Dans ces configurations, les mors doux peuvent être considérés comme des éléments de bridage à part entière, au même titre que des posages ou des montages spécifiques. On utilise fréquemment des mors réversibles : une face équipée de stries ou de dentures pour le serrage des bruts, et l’autre face usinée lisse ou profilée pour les pièces finies. Sur les centres d’usinage modernes, certains systèmes à changement rapide de mors (avec verrouillage par pions et vis à quart de tour) permettent de réoutiller un étau en moins d’une minute, ce qui s’intègre parfaitement dans une démarche de réduction des temps de changement de série.
Entretien et durabilité des mors de protection
Comme tout accessoire de serrage, les mors doux exigent un minimum d’entretien pour conserver leurs performances dans le temps. Un nettoyage régulier à la brosse et au chiffon permet d’éliminer les copeaux et particules abrasives qui pourraient rayer les pièces ou dégrader la surface des mors. Sur les mors en aluminium anodisé, il est recommandé d’éviter les produits trop agressifs et de privilégier les solvants doux pour dissoudre les résidus de lubrifiant ou de graisse. Une inspection visuelle fréquente vous permettra de repérer les zones trop marquées et d’anticiper un remplacement.

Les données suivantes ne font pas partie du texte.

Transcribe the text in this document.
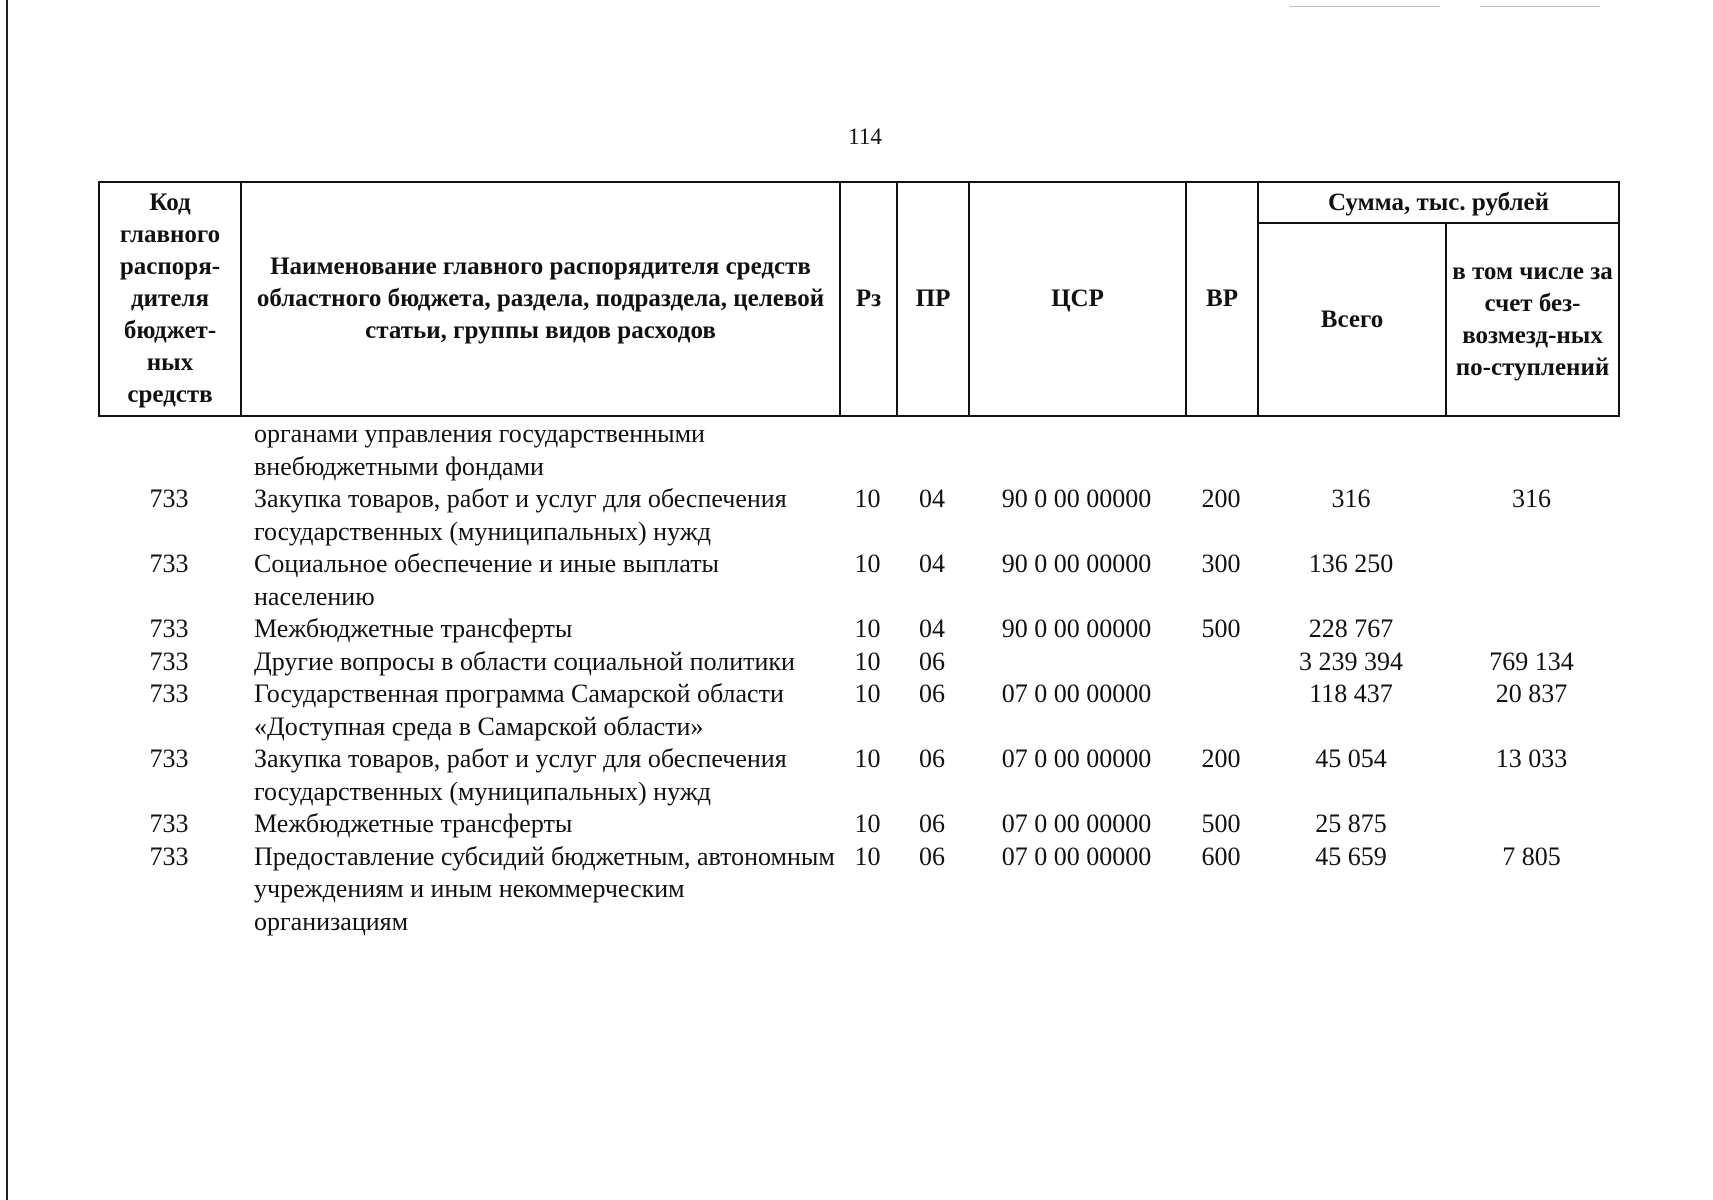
114
Код главного распоря-дителя бюджет-ных средств	Наименование главного распорядителя средств областного бюджета, раздела, подраздела, целевой статьи, группы видов расходов	Рз	ПР	ЦСР	ВР	Сумма, тыс. рублей	
						Всего	в том числе за счет без-возмезд-ных по-ступлений
	органами управления государственными внебюджетными фондами						
733	Закупка товаров, работ и услуг для обеспечения государственных (муниципальных) нужд	10	04	90 0 00 00000	200	316	316
733	Социальное обеспечение и иные выплаты населению	10	04	90 0 00 00000	300	136 250	
733	Межбюджетные трансферты	10	04	90 0 00 00000	500	228 767	
733	Другие вопросы в области социальной политики	10	06			3 239 394	769 134
733	Государственная программа Самарской области «Доступная среда в Самарской области»	10	06	07 0 00 00000		118 437	20 837
733	Закупка товаров, работ и услуг для обеспечения государственных (муниципальных) нужд	10	06	07 0 00 00000	200	45 054	13 033
733	Межбюджетные трансферты	10	06	07 0 00 00000	500	25 875	
733	Предоставление субсидий бюджетным, автономным учреждениям и иным некоммерческим организациям	10	06	07 0 00 00000	600	45 659	7 805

La durée de vie des mors doux dépendra énormément de la façon dont vous les utilisez : un serrage systématique “à bloc” réduira leur longévité, tandis qu’un serrage raisonnable, adapté au type de pièce, les préservera. N’oubliez pas que les mors de protection sont conçus pour s’user avant la pièce ; ils jouent en quelque sorte le rôle de fusible mécanique. Pour les versions recouvertes de feutre, de caoutchouc ou de polyuréthane, le remplacement du revêtement au premier signe de dégradation importante permet de conserver un niveau de protection optimal.
Enfin, le rangement contribue lui aussi à la durabilité : plutôt que de laisser traîner vos mors doux dans un tiroir au milieu d’outils coupants, prévoyez un support dédié ou une boîte compartimentée. Vous pourrez y classer vos différents jeux (lisses, prismatiques, recouverts) et les identifier rapidement. Cette organisation simple fait gagner du temps à l’usage, tout en prolongeant la vie de vos mors. En traitant vos mors doux comme de véritables outils de précision et non comme de simples consommables anonymes, vous maximisez leur efficacité et la qualité de vos serrages, jour après jour.